Live Review: The Night Cafe - The Wardrobe, Leeds 01/10/2018
Having sold out The Wardrobe, it is clear that The Night Café have certainly earned a following over their time, with a queue of young fans reaching the end of the road eagerly awaiting doors to open.
As first support, Plaza came out ready to put on a show. With not one but two stage dives during their set, lead vocalist Bradley Lennard was an explosion of energy on stage. With plenty of hair flips and guitar swings, their high energy stage presence leaked into the crowd forming mosh pits. Its no wonder that Plaza have been invited back after supporting The Night Café on their January 2018 tour, with their huge ability to warm up a crowd from the off.
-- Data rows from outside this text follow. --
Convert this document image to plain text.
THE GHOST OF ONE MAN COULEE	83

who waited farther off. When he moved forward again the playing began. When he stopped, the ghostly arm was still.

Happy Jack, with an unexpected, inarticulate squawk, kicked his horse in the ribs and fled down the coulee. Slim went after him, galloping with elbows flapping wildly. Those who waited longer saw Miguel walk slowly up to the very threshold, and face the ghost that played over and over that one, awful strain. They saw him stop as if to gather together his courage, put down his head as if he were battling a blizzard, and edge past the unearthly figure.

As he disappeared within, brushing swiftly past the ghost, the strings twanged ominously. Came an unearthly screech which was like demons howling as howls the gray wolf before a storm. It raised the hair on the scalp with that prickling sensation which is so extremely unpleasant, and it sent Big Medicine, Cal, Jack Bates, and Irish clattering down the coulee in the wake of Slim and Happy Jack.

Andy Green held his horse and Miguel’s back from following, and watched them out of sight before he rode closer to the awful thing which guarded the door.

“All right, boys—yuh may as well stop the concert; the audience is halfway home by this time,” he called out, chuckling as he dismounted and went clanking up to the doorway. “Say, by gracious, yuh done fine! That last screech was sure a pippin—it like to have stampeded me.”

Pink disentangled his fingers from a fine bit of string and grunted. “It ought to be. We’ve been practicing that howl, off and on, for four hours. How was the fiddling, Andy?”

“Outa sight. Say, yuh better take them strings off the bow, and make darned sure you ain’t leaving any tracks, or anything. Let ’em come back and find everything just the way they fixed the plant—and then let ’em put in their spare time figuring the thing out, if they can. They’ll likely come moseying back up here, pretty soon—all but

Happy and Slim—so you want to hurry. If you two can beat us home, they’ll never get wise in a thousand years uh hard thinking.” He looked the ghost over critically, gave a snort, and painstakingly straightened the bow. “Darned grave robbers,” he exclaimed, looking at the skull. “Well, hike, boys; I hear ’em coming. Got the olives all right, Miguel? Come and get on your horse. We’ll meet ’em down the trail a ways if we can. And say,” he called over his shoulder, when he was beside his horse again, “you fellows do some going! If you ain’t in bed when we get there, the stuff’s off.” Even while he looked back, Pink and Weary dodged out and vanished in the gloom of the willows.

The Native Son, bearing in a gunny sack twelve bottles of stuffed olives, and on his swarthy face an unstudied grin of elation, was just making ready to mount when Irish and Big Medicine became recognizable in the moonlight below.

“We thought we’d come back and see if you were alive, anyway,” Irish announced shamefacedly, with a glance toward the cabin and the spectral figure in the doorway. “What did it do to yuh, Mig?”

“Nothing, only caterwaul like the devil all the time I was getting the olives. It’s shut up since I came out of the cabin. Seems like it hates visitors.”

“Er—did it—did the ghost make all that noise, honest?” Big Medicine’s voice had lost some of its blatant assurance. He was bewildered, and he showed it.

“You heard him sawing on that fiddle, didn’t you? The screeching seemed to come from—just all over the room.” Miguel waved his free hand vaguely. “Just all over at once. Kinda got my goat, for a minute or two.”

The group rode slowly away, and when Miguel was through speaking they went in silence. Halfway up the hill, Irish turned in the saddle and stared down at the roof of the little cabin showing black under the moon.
Chappaqua Wrestling were next up with much softer melodies and emotive lyrics. An interesting combination as the band regularly interchanged between acoustic and electric guitars showing their versatility at playing different styles of music which all tied together well as their own unique sound.
The Night Café stormed through their set with a quiet confidence that showed that their support tour experience with bands such as The Wombats has certainly paid off. Regularly engaging with the audience was drummer Carl Dillon teased in his deep scouse accent ‘Wow you guys might be the rowdiest crowd so far this tour!’
Within their set the band took the audience through fast pace songs such as ‘Mixed Signals’, which found the crowd dancing and head banging, then slowing it right down for ‘Addicted’. This dreamy expanse of lyrics invited the crowd to sway along and take a moment to appreciate those around them. With hints of an album appearing next year, the band showcased some new songs, full of the same infectious guitar infused melodies that The Night Café are notoriously known for. These songs were very well received amongst the audience, with an array of phone torches lighting up the room, proving that The Night Café don’t need an arena tour to create a huge atmosphere at their shows, although it surely will not be long before larger venues become a reality.